I just noticed that the TiVo Stream 4K has a video sharing checkbox (unchecked) in device preferences on my account. Has that always been there?


----------



## Noelmel (Nov 6, 2014)

TivoJD said:


> I just noticed that the TiVo Stream 4K has a video sharing checkbox (unchecked) in device preferences on my account. Has that always been there?


It showed up around launch time. Me and a few others here checked the box. Doesn't seem to do anything (yet? Hopefully one day lol)

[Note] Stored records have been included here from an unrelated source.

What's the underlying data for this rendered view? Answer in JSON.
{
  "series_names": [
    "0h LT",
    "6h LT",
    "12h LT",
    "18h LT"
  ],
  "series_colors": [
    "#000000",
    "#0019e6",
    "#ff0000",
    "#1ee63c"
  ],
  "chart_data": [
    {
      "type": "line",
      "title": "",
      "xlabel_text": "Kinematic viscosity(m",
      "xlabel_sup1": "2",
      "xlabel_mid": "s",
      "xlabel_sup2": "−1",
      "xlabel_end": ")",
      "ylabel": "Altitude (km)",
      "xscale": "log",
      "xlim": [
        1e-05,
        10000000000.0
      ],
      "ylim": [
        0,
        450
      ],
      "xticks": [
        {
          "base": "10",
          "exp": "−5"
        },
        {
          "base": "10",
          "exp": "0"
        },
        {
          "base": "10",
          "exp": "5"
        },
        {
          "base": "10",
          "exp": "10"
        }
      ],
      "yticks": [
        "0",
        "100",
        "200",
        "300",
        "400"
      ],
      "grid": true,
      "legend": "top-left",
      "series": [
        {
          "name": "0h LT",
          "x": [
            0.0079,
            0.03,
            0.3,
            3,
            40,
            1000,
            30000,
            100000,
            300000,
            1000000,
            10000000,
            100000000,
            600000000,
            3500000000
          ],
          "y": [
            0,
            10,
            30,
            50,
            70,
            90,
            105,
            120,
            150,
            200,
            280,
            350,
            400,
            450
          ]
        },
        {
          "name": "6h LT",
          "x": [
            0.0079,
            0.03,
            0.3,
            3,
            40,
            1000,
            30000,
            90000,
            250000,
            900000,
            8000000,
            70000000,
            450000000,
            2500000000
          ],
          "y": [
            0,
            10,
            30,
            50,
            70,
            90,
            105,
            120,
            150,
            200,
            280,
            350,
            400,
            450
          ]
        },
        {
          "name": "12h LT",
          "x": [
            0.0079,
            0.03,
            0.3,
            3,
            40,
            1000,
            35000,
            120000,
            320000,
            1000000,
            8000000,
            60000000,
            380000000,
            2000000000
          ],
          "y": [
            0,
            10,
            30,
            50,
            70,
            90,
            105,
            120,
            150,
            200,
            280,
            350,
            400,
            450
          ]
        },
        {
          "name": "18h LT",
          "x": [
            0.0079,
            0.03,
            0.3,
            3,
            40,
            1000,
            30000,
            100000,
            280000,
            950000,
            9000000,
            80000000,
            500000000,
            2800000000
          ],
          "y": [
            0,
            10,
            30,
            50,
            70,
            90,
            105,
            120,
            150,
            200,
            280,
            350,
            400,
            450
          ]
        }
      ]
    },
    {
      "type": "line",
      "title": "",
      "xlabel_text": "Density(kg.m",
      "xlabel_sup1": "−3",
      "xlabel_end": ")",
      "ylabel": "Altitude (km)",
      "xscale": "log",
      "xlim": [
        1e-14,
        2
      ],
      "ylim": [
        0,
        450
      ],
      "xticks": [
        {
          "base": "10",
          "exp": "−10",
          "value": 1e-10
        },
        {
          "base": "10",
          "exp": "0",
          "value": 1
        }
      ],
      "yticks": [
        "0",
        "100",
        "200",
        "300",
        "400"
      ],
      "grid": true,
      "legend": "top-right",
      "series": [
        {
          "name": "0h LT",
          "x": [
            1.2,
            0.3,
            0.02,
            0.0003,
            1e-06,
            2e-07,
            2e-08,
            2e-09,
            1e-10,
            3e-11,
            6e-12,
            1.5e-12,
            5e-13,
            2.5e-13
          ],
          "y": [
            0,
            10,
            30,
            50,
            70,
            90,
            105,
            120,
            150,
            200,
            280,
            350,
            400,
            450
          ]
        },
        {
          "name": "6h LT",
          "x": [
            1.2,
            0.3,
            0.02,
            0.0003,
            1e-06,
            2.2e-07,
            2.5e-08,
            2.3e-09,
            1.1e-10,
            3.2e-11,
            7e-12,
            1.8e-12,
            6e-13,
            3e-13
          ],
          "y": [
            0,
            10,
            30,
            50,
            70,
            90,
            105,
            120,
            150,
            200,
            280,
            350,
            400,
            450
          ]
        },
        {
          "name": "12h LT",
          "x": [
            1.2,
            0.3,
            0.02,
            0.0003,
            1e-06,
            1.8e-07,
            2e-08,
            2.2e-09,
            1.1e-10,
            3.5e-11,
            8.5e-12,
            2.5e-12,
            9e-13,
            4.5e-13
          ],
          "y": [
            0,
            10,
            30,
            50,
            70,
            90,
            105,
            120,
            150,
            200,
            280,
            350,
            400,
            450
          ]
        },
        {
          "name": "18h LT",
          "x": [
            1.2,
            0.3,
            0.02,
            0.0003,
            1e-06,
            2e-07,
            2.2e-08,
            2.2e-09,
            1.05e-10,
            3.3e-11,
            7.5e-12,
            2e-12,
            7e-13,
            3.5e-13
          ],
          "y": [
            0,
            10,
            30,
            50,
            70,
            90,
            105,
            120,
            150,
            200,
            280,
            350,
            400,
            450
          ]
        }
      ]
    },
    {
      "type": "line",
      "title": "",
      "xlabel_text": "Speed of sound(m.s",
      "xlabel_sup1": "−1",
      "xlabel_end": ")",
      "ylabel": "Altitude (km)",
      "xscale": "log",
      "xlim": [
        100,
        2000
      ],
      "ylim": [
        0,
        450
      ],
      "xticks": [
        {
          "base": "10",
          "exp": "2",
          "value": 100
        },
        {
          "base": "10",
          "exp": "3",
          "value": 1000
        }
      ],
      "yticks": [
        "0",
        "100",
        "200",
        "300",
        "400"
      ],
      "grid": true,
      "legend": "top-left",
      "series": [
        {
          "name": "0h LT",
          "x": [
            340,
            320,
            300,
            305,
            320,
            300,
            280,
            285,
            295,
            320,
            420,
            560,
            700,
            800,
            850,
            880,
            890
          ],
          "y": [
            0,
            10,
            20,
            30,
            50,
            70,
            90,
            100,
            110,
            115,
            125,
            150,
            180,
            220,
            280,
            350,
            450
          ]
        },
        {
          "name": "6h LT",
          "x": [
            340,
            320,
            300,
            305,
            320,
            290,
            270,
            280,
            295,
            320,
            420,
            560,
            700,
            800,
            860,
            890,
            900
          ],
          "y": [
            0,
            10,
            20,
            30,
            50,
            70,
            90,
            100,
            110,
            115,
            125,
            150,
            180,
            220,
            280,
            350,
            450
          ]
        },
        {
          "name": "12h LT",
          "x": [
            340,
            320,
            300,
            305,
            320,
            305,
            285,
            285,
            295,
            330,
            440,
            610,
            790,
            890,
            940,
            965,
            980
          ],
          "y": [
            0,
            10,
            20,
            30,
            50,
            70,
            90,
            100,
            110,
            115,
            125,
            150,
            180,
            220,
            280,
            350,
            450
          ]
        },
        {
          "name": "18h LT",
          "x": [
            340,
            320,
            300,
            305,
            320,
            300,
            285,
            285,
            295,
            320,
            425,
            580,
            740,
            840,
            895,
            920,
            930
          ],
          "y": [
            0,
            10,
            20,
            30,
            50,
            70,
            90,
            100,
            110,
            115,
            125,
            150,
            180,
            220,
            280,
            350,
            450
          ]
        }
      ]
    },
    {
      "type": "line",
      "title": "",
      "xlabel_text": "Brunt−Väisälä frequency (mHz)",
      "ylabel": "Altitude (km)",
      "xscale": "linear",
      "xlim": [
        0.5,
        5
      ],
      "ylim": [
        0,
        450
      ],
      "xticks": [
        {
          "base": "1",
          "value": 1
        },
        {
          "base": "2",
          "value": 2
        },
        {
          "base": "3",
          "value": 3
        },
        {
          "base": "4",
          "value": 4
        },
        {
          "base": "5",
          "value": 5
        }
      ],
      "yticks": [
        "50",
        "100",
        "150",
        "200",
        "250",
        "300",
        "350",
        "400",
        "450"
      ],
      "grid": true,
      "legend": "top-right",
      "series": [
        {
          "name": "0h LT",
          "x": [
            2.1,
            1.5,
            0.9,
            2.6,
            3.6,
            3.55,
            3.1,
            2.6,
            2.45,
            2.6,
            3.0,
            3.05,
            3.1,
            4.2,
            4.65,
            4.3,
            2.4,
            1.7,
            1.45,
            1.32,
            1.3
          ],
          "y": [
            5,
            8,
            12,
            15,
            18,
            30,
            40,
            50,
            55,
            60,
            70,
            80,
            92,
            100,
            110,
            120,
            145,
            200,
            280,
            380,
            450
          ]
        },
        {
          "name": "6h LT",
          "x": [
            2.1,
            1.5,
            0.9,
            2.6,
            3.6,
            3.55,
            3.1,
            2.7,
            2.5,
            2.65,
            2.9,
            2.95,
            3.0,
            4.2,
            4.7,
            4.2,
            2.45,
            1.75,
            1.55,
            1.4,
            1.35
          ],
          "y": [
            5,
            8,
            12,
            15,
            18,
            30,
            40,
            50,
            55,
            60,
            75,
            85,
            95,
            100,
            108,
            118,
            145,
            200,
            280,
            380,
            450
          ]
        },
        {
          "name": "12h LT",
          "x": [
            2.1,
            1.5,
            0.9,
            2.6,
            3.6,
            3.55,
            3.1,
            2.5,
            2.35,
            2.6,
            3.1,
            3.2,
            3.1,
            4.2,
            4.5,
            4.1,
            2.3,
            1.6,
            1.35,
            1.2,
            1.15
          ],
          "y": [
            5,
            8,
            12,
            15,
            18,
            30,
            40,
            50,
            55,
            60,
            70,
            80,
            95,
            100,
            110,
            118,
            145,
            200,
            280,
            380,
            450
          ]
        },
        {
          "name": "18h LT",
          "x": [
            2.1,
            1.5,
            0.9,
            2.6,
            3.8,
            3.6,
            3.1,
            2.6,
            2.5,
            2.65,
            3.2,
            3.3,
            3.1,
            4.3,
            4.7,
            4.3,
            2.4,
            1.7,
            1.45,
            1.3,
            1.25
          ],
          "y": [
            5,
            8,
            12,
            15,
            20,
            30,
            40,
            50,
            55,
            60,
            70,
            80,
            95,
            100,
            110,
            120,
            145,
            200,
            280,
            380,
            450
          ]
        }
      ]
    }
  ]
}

Sent from my iPhone using Tapatalk


----------



## Dan203 (Apr 17, 2000)

That box enables/disables TiVo to TiVo transfers and TiVoToGo on regular TiVos, neither of which apply to this device. So it's unlikely it'll ever do anything. If TiVo does ever allow streaming from a TiVo to the Stream 4K it'll be in the form of an app and this check will have no affect on that as it only controls what comes out of the device not what goes in.


----------



## tiv0 newbie (Aug 28, 2015)

Dan203 said:


> That box enables/disables TiVo to TiVo transfers and TiVoToGo on regular TiVos, neither of which apply to this device. So it's unlikely it'll ever do anything. If TiVo does ever allow streaming from a TiVo to the Stream 4K it'll be in the form of an app and this check will have no affect on that as it only controls what comes out of the device not what goes in.


Hey Dan,
I have no idea if it is technically possible (maybe you can shed some light on this possibility) but what if Tivo made it possible for Tivo minis to borrow apps from the Tivo Stream 4k kind of in a similar fashion to how Tivo minis get all of their apps from the Tivo DVRs currently. If we cannot have an Android based Tivo Mini or the Tivo Stream 4K integrate with the Tivo DVRs and function as a mini, then maybe an in between solution is possible. What I am stumbling around trying to say is that our Tivo Minis can get live and recorded Tv from their host Tivo DVRs and get all of their apps from the Tivo Stream 4k. I would welcome this even if it were a dual boot system on the mini. Possible?
Newbie

Sent from my iPhone using Tapatalk


----------